A pie de isla

A la playa con Arsuaga

En verano, el litoral ibicenco −sea con rostro de cala, de playa o de acantilado− vuelve a ser el perímetro estelar de la isla, la zona privilegiada donde todo el mundo quiere hacer acto de presencia cueste lo que cueste. Es lógico, habida cuenta de los muchos placeres que aguardan en un mar tan remansado de azules y cócteles como el de Ibiza.

Pero este año deberíamos ir un poco más lejos y abandonar la molicie de las tumbonas y poner nuestro cuerpo a trabajar, aunque solo sea un rato cada mañana. En ses Salines, en Cala d’Hort, en es Canar o en cualquier otro rincón de la costa, las playas son ‘gimnasios’ a cielo abierto donde ejercitar los músculos, bien a nado o buceando, a remo o a pala, corriendo o a pie, y hasta surfeando con nuestro propio tórax a brincos de ola.

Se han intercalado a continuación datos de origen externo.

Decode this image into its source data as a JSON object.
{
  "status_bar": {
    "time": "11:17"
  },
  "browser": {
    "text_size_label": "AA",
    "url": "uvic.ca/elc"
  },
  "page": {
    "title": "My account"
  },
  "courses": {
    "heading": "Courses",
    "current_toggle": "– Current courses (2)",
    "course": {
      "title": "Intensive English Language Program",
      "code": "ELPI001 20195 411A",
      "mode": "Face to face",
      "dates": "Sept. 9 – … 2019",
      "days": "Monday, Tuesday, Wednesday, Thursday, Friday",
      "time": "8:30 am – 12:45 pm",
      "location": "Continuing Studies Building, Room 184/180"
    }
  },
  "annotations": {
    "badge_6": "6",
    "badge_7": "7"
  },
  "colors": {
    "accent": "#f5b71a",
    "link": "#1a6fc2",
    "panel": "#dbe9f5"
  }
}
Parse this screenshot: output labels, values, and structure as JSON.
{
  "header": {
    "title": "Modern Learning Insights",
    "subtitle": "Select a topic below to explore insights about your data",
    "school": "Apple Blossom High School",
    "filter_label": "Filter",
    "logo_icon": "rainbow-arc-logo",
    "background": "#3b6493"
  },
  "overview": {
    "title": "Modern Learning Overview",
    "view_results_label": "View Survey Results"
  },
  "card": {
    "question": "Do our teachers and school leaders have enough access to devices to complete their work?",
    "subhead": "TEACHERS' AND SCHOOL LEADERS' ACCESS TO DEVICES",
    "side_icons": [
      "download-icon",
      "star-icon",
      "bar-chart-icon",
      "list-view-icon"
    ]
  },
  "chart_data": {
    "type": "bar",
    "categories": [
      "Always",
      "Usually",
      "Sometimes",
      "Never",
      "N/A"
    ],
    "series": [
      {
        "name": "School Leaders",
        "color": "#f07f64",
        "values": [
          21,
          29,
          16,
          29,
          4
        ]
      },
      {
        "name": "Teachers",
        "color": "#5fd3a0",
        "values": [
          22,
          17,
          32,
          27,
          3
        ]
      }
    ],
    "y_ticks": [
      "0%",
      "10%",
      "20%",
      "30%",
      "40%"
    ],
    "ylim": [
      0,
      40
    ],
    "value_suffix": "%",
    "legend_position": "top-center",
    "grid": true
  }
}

Eso en lo concerniente al cuerpo, ¿pero y la mente? También ella tiene su sitial aquí, porque las playas, además de ‘gimnasios’, pueden ser también ‘bibliotecas’. Basta de observar el mundo y a nosotros mismos solo mediante el cristal-pecera de los móviles (hasta frente al mar nos gobiernan estos tiranos con alma de litio). Nos pasamos el día mirándonos el ombligo a través de sus pantallas, incluso en la tumbona playera y sus confines. Pongamos de pie la mirada y que eche andar y que observe cuanto nos rodea desde un ángulo distinto.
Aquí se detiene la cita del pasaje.